Je donne ma vie, pour la recevoir de nouveau
Je suis assez heureux de voir que telle est la nouvelle traduction qui nous est proposée. Pendant longtemps, nous avions : « je donne ma vie pour la reprendre », ce qui me laissait un peu mal à l’aise : on avait l’impression que le don de Jésus était avec un élastique et qu’en donnant un côté il était prêt à reprendre de l’autre. Or, il est bien clair, me semble-t-il, que Jésus, au moment il s’avance vers sa passion se donne sans retour et dépose devant son Père tout pouvoir sur l’avenir. S’il ressuscite ensuite, c’est la réponse du Père à son offrande, et il s’interdit de la provoquer. Il est totalement désarmé et impuissant devant la mort qui approche. Comment aurait-il pu dire sérieusement : « Père, entre tes mains, je remets mon esprit », s’il gardait un atout dans sa poche qui lui permettrait de toute façon de s’en sortir ?
Je sais bien que lorsqu’il a annoncé sa passion (il l’a fait trois fois d’après les évangiles synoptiques), il a aussi annoncé sa résurrection « et le troisième jour, il [le Fils de l’Homme] ressuscitera ». Mais une chose est de savoir, autre chose est d’en être maître. Nous aussi, après tout, nous savons que nous ressusciterons un jour, mais cela n’empêche qu’au moment de mourir, nous serons totalement impuissants et remis aux mains de Dieu. Jésus a voulu connaître cet abandon, il a été confronté à une mort totale, si l’on peut dire, une mort au-delà de laquelle rien ne se dessine. Et c’est là qu’il a continué à s’offrir à son Père.
Toute ambiguïté vient en fait du verbe lambaneïn qu’emploie ici le grec et qui peut vouloir dire « prendre » ou « recevoir ». La nouvelle traduction a choisi la deuxième hypothèse, l’ancienne avait préféré la première. Notons au passage que le problème se pose aussi pour les paroles de l’institution de l’eucharistie, qu’on traduit généralement par « prenez-en tous », alors qu’on pourrait plus justement les rendre par « recevez-en tous », d’autant plus que le mot « prendre » a en français la nuance de « saisir avec les doigts », ce que le mot grec n’indique pas forcément. On a fait de cette phrase, bien à tort, un argument en faveur de la communion dans la main.

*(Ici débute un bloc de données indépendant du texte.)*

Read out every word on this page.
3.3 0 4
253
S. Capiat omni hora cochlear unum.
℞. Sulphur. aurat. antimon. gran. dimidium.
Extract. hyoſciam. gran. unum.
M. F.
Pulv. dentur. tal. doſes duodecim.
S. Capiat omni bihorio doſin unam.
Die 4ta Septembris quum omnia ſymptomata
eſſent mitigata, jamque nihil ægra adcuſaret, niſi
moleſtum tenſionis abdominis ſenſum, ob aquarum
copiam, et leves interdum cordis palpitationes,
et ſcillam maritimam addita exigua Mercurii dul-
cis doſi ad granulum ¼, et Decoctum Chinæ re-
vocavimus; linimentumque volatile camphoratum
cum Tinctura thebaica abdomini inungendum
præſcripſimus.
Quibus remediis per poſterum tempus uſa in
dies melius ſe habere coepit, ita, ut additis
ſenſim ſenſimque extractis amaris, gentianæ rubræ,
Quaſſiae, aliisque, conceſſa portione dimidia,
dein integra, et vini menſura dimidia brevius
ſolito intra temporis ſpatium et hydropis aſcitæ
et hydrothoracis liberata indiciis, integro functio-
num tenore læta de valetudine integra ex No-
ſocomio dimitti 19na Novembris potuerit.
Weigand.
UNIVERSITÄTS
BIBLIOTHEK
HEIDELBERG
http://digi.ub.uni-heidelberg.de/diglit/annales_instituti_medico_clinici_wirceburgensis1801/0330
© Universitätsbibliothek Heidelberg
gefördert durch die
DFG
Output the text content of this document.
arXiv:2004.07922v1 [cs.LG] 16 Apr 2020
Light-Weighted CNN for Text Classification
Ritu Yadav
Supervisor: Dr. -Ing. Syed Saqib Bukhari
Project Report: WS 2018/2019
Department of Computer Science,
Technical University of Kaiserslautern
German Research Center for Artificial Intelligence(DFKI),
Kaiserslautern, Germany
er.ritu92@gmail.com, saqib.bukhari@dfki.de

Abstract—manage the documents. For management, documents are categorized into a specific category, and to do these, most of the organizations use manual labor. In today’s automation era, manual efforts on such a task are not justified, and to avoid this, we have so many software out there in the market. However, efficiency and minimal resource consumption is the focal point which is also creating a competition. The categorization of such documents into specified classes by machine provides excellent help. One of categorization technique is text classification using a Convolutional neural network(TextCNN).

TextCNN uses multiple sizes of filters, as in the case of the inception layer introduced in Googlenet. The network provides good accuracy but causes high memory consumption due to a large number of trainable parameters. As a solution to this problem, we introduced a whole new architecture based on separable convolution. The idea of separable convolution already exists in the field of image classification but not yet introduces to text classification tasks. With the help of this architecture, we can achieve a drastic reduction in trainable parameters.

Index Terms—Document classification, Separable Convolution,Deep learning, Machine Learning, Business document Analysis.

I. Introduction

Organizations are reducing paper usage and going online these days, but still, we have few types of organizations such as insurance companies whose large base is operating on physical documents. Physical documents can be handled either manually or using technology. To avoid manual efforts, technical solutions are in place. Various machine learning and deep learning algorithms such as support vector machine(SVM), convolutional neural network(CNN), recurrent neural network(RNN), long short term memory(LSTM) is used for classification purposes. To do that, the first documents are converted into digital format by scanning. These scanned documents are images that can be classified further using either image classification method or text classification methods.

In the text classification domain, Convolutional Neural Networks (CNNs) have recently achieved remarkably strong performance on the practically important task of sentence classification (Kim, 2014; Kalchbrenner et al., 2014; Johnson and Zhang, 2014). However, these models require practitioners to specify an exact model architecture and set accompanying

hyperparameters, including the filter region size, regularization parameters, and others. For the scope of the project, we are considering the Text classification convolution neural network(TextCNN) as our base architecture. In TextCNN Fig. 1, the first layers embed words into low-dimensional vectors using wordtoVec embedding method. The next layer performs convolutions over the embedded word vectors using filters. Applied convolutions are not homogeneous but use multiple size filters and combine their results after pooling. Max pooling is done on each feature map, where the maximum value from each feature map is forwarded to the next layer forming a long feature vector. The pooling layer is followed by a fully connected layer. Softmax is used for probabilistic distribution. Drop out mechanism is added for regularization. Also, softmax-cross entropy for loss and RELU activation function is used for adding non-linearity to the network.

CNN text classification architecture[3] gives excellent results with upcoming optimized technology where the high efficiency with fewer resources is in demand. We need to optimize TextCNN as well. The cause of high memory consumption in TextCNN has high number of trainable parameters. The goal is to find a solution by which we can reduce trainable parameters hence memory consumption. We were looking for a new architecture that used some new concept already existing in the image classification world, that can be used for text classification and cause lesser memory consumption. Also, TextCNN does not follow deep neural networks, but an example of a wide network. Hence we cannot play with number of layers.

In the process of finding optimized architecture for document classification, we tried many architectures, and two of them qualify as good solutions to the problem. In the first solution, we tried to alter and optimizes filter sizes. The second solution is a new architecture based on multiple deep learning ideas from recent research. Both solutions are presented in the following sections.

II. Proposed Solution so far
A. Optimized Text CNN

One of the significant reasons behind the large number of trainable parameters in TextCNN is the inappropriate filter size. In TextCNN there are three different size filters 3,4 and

Mais revenons à Jean 10,17, dont il faut essayer de comprendre la portée dans cette nouvelle optique. Si on choisit la traduction actuelle, quel sens donner à « pour la recevoir à nouveau » ? Car il y a bien une finalité qui est indiquée. Voilà mon hypothèse : l’abandon du Fils va donner au Père l’occasion d’agir, elle va lui permettre de manifester son amour paternel. N’oublions pas le début de la phrase : « le Père m’aime parce que je donne ma vie ». C’est encore la gloire du Père que poursuit Jésus, en s’en remettant totalement à lui.